Traição é tema das eleições deste ano no Ceará, assim como foi em 2022, 2018, 2014, 2010 e 2006. Foram todas as eleições estaduais desde que estou no jornalismo. Em 2002, 1998, 1994, 1990 e 1986, houve ao menos pitadas de tais ingredientes. Já escrevi várias vezes sobre as alternâncias no Ceará ocorrerem normalmente por rupturas internas nos grupos alojados no poder. Isso explica os ressentimentos. Quando a questão envolve ex, toda disputa fica mais complicada.
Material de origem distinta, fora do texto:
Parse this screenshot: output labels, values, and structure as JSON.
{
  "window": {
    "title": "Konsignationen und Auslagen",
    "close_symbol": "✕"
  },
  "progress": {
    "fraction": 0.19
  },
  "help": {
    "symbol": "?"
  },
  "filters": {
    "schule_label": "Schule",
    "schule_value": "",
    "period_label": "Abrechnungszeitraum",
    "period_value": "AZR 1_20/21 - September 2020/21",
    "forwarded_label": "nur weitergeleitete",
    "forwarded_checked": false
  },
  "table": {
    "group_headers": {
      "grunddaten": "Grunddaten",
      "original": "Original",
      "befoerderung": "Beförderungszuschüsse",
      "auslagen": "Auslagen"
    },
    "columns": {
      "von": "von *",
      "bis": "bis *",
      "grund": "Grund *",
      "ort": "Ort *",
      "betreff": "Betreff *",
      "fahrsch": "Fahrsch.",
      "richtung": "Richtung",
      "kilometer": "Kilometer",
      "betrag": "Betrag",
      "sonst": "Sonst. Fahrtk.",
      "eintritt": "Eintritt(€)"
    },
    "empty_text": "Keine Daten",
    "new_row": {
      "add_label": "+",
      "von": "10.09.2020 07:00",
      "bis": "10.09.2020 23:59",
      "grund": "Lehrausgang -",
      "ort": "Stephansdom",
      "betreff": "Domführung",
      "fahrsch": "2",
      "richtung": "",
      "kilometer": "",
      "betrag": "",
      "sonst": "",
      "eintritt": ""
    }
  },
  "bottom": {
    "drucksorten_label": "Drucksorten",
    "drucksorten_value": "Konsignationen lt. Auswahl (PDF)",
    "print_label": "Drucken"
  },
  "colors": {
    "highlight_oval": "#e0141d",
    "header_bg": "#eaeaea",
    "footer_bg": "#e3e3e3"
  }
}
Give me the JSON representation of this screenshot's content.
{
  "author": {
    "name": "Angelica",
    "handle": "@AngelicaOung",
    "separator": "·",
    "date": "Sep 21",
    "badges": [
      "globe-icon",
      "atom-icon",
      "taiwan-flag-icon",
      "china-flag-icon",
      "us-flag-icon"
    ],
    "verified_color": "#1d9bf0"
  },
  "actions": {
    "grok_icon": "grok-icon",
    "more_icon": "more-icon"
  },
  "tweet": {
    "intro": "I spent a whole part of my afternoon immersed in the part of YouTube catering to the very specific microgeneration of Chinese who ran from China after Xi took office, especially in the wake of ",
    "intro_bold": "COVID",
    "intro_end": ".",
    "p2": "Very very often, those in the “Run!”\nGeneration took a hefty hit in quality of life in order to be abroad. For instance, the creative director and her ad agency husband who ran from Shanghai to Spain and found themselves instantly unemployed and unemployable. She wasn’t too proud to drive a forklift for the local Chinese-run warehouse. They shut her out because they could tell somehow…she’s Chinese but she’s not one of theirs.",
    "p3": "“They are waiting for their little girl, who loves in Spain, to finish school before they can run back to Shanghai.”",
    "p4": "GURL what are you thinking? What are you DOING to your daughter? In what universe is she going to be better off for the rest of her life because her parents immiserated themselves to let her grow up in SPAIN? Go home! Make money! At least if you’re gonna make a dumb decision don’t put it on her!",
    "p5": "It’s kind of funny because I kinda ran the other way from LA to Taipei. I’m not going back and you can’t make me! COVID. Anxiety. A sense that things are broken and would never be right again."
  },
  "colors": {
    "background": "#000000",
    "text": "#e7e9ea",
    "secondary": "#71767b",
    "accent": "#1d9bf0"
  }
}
Neste ano, como em 2022, o enrosco é maior por envolver irmãos.

Os aliados de Ciro Gomes (PSDB) buscam colocar no irmão Cid Gomes (PSB) a pecha de traidor. Os apoiadores de Elmano de Freitas (PT) acusam o tucano de dar rasteira em Izolda Cela (PSB) em 2022. Eunício Oliveira (MDB) diz ter sido traído pelos Ferreira Gomes em 2018, assim como aponta suposto descumprimento da promessa de apoio a ele em 2014.

Em 2010, Tasso Jereissati (PSDB) rompeu com Cid por considerar não haver disposição do então governador para manter o apoio a ele. Em 2006, Lúcio Alcântara entendeu ter havido deslealdade de Tasso e Ciro.

Mais para trás, em 2002, havia mágoas acumuladas entre Sergio Machado e Tasso. Em 1998, não foi propriamente traição, mas a disputa envolveu os ex-aliados Tasso e Gonzaga Mota. Em 1994, a sucessão de Ciro teve como mais destacado opositor Juraci Magalhães, anteriormente vice do tucano na Prefeitura e também médico de Tasso. Em 1990 está a origem daquele rancor de Sergio, por Tasso ter escolhido Ciro como candidato. E, em 1986, Tasso foi o candidato de Gonzaga Mota, após o rompimento com os coronéis responsáveis por alçá-lo a governador.

Nesse enrosco de ex-aliados a se enfrentar, não admira haver tantas acusações de deslealdade e traição. Em regra, a questão está mais entre eles do que com a população.